Hilary often writes of the kingdom of heaven. The parables Jesus uses to describe God’s kingdom time and again involve great loss and great sacrifice, high stakes and overwhelming joy. They are about surrendering the things that feel essential to gain the only thing worth having. For Hilary, the kingdom of heaven is like Jackson. So, too, the kingdom of heaven is like my own son, Wilder. The kingdom of heaven belongs to such as these, little children, broken and joyful and ridiculously, shamelessly hopeful. It belongs to those with open hands and open hearts and infinite trust. The kingdom of God is living in the now and the not yet, lingering in our limitations with full, bright expectation that God will bring justice and healing and grace, and knowing that God has brought justice and healing and grace, and that he is bringing it to us now, through one another.

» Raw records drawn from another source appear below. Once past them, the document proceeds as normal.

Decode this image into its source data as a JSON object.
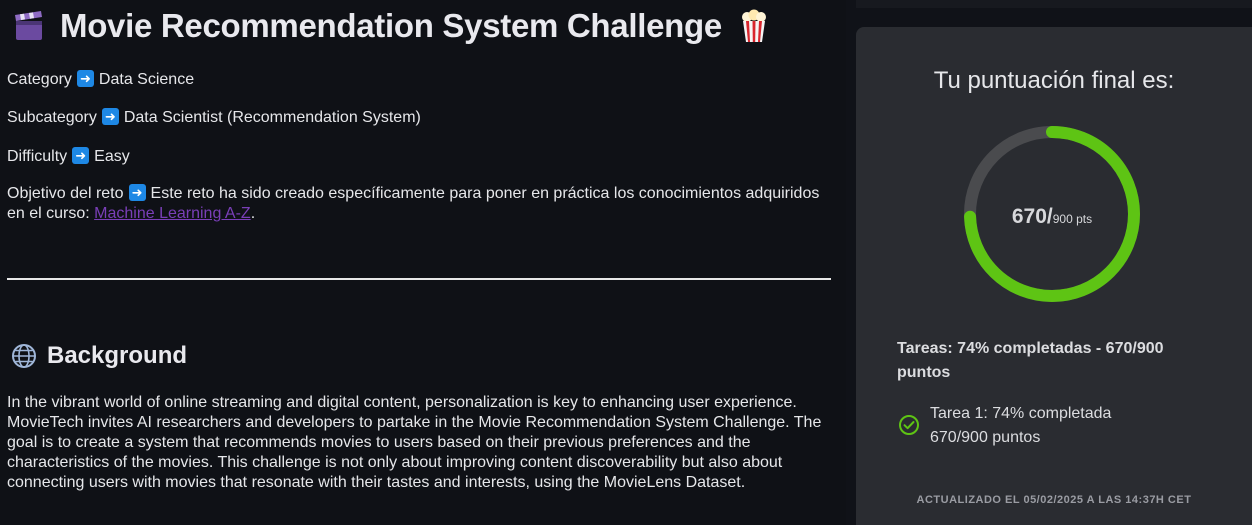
{
  "challenge": {
    "title": "Movie Recommendation System Challenge",
    "title_icon_left": "clapper-board-icon",
    "title_icon_right": "popcorn-icon",
    "category": {
      "label": "Category",
      "value": "Data Science"
    },
    "subcategory": {
      "label": "Subcategory",
      "value": "Data Scientist (Recommendation System)"
    },
    "difficulty": {
      "label": "Difficulty",
      "value": "Easy"
    },
    "objective": {
      "label": "Objetivo del reto",
      "text": "Este reto ha sido creado específicamente para poner en práctica los conocimientos adquiridos en el curso: ",
      "link_text": "Machine Learning A-Z",
      "suffix": "."
    },
    "arrow_icon": "right-arrow-icon"
  },
  "background": {
    "icon": "globe-icon",
    "title": "Background",
    "text": "In the vibrant world of online streaming and digital content, personalization is key to enhancing user experience. MovieTech invites AI researchers and developers to partake in the Movie Recommendation System Challenge. The goal is to create a system that recommends movies to users based on their previous preferences and the characteristics of the movies. This challenge is not only about improving content discoverability but also about connecting users with movies that resonate with their tastes and interests, using the MovieLens Dataset."
  },
  "score": {
    "title": "Tu puntuación final es:",
    "value": "670/",
    "max": "900 pts",
    "fraction": 0.7444,
    "ring_color": "#5ec414",
    "track_color": "#4a4b4e",
    "summary": "Tareas: 74% completadas - 670/900 puntos",
    "tasks": [
      {
        "line1": "Tarea 1: 74% completada",
        "line2": "670/900 puntos",
        "icon": "check-circle-icon"
      }
    ],
    "updated": "ACTUALIZADO EL 05/02/2025 A LAS 14:37H CET"
  }
}
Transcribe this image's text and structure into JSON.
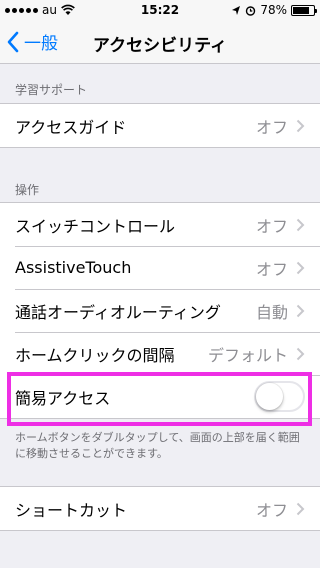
{
  "status_bar": {
    "carrier": "au",
    "time": "15:22",
    "battery": "78%",
    "battery_level": 0.78
  },
  "nav": {
    "back_label": "一般",
    "title": "アクセシビリティ"
  },
  "sections": {
    "learning": {
      "header": "学習サポート",
      "rows": [
        {
          "label": "アクセスガイド",
          "value": "オフ"
        }
      ]
    },
    "interaction": {
      "header": "操作",
      "rows": [
        {
          "label": "スイッチコントロール",
          "value": "オフ"
        },
        {
          "label": "AssistiveTouch",
          "value": "オフ"
        },
        {
          "label": "通話オーディオルーティング",
          "value": "自動"
        },
        {
          "label": "ホームクリックの間隔",
          "value": "デフォルト"
        },
        {
          "label": "簡易アクセス",
          "value": "",
          "toggle": "off"
        }
      ],
      "footer": "ホームボタンをダブルタップして、画面の上部を届く範囲に移動させることができます。"
    },
    "shortcut": {
      "rows": [
        {
          "label": "ショートカット",
          "value": "オフ"
        }
      ]
    }
  },
  "colors": {
    "accent": "#007aff",
    "highlight": "#ee2ee5",
    "background": "#efeff4"
  }
}
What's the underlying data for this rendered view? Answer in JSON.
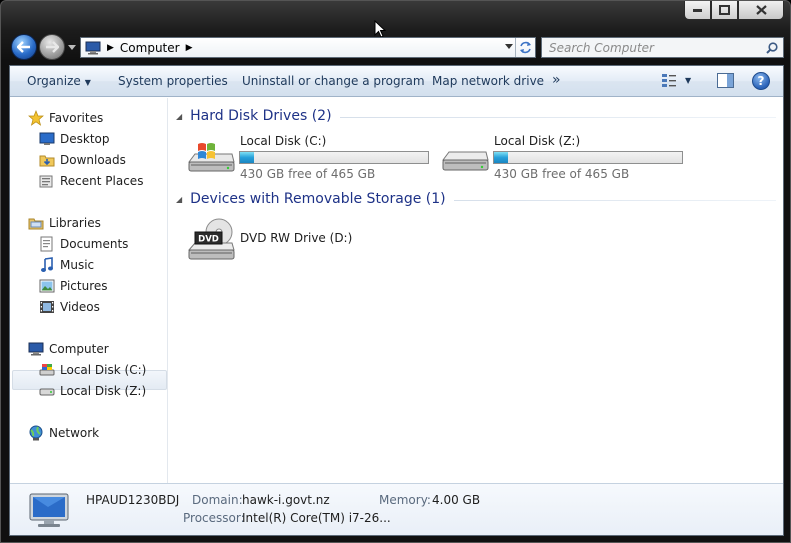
{
  "window": {
    "caption_buttons": [
      "minimize-icon",
      "maximize-icon",
      "close-icon"
    ]
  },
  "navigation": {
    "address_breadcrumb": "Computer",
    "search_placeholder": "Search Computer"
  },
  "toolbar": {
    "organize": "Organize",
    "system_properties": "System properties",
    "uninstall": "Uninstall or change a program",
    "map_network_drive": "Map network drive",
    "more": "»"
  },
  "sidebar": {
    "favorites": {
      "label": "Favorites",
      "items": [
        "Desktop",
        "Downloads",
        "Recent Places"
      ]
    },
    "libraries": {
      "label": "Libraries",
      "items": [
        "Documents",
        "Music",
        "Pictures",
        "Videos"
      ]
    },
    "computer": {
      "label": "Computer",
      "items": [
        "Local Disk (C:)",
        "Local Disk (Z:)"
      ]
    },
    "network": {
      "label": "Network"
    }
  },
  "content": {
    "hard_disk_group": "Hard Disk Drives (2)",
    "removable_group": "Devices with Removable Storage (1)",
    "drives": [
      {
        "name": "Local Disk (C:)",
        "free_text": "430 GB free of 465 GB",
        "used_fraction": 0.075
      },
      {
        "name": "Local Disk (Z:)",
        "free_text": "430 GB free of 465 GB",
        "used_fraction": 0.075
      }
    ],
    "dvd": {
      "name": "DVD RW Drive (D:)",
      "icon_label": "DVD"
    }
  },
  "details": {
    "computer_name": "HPAUD1230BDJ",
    "domain_label": "Domain:",
    "domain_value": "hawk-i.govt.nz",
    "memory_label": "Memory:",
    "memory_value": "4.00 GB",
    "processor_label": "Processor:",
    "processor_value": "Intel(R) Core(TM) i7-26..."
  },
  "colors": {
    "group_title": "#1e3287",
    "toolbar_text": "#1e395b",
    "bar_fill": "#26a0da"
  }
}
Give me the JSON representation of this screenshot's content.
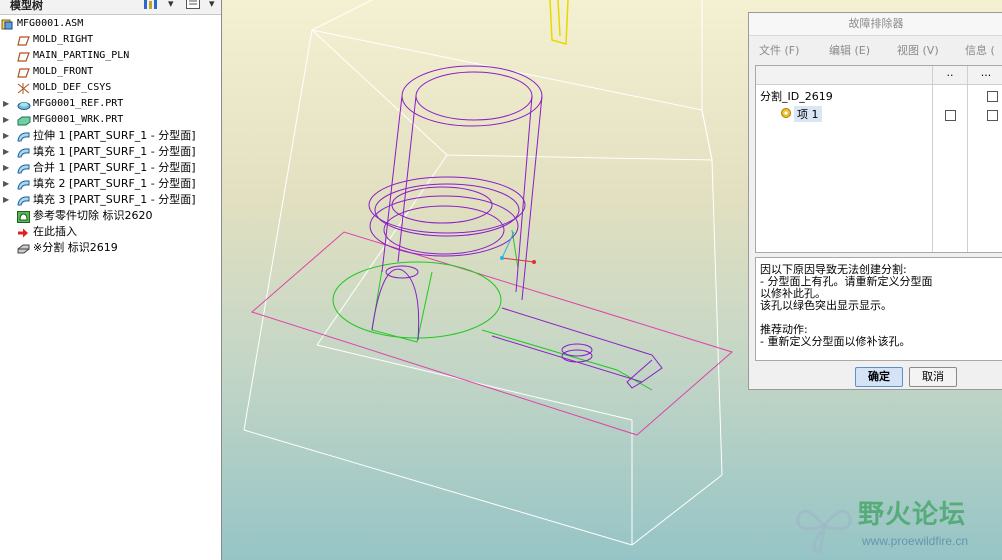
{
  "tree": {
    "title": "模型树",
    "items": [
      {
        "toggle": "",
        "icon": "assembly-icon",
        "label": "MFG0001.ASM",
        "cjk": false
      },
      {
        "toggle": "",
        "icon": "datum-plane-icon",
        "label": "MOLD_RIGHT",
        "cjk": false
      },
      {
        "toggle": "",
        "icon": "datum-plane-icon",
        "label": "MAIN_PARTING_PLN",
        "cjk": false
      },
      {
        "toggle": "",
        "icon": "datum-plane-icon",
        "label": "MOLD_FRONT",
        "cjk": false
      },
      {
        "toggle": "",
        "icon": "coordinate-system-icon",
        "label": "MOLD_DEF_CSYS",
        "cjk": false
      },
      {
        "toggle": "▶",
        "icon": "part-icon",
        "label": "MFG0001_REF.PRT",
        "cjk": false
      },
      {
        "toggle": "▶",
        "icon": "workpiece-icon",
        "label": "MFG0001_WRK.PRT",
        "cjk": false
      },
      {
        "toggle": "▶",
        "icon": "surface-icon",
        "label": "拉伸 1 [PART_SURF_1 - 分型面]",
        "cjk": true
      },
      {
        "toggle": "▶",
        "icon": "surface-icon",
        "label": "填充 1 [PART_SURF_1 - 分型面]",
        "cjk": true
      },
      {
        "toggle": "▶",
        "icon": "surface-icon",
        "label": "合并 1 [PART_SURF_1 - 分型面]",
        "cjk": true
      },
      {
        "toggle": "▶",
        "icon": "surface-icon",
        "label": "填充 2 [PART_SURF_1 - 分型面]",
        "cjk": true
      },
      {
        "toggle": "▶",
        "icon": "surface-icon",
        "label": "填充 3 [PART_SURF_1 - 分型面]",
        "cjk": true
      },
      {
        "toggle": "",
        "icon": "cut-icon",
        "label": "参考零件切除 标识2620",
        "cjk": true
      },
      {
        "toggle": "",
        "icon": "insert-here-arrow-icon",
        "label": "在此插入",
        "cjk": true
      },
      {
        "toggle": "",
        "icon": "split-icon",
        "label": "※分割 标识2619",
        "cjk": true
      }
    ]
  },
  "dialog": {
    "title": "故障排除器",
    "menu": [
      "文件 (F)",
      "编辑 (E)",
      "视图 (V)",
      "信息 ("
    ],
    "columns": [
      "..",
      "..."
    ],
    "root_item": "分割_ID_2619",
    "child_item": "项 1",
    "messages": [
      "因以下原因导致无法创建分割:",
      "  -  分型面上有孔。请重新定义分型面",
      "以修补此孔。",
      "该孔以绿色突出显示显示。",
      "",
      "推荐动作:",
      "-  重新定义分型面以修补该孔。"
    ],
    "ok_label": "确定",
    "cancel_label": "取消"
  },
  "watermark": {
    "title": "野火论坛",
    "url": "www.proewildfire.cn"
  },
  "colors": {
    "part_outline": "#8a1cc8",
    "parting_surface": "#e040a8",
    "hole_highlight": "#22c822",
    "workpiece_edges": "#ffffff",
    "datum": "#e8d800"
  }
}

This love, the thing ordained and blessed by God, is also the thing that hold and heals us in our suffering.
The resurrected Christ walks among us, wrapped in the flesh of his followers. Suffering is not banished yet, true, but it is certainly made more bearable by our brothers and sisters. Hilary recognizes that, and praises the Body of Christ for the good work they do in the midst of darkness.
Hilary writes of saints, noted and ordinary. Her own words of fierce faith echo the sentiments of Julian of Norwich, who wrote in Revelations of Divine Love, “He said not, ‘Thou shalt not be tempested, thou shalt not be travailed, thou shalt not be diseased,’; but he said, ‘Thou shalt not be overcome.’” Perhaps that is one of the truest testimonies to the love of God, one that can say with assurance that in spite of all darkness, the soul has continued to shine.
Jackson, Preston, and Hilary have suffered greatly. But they are most certainly not overcome. Thanks be to God.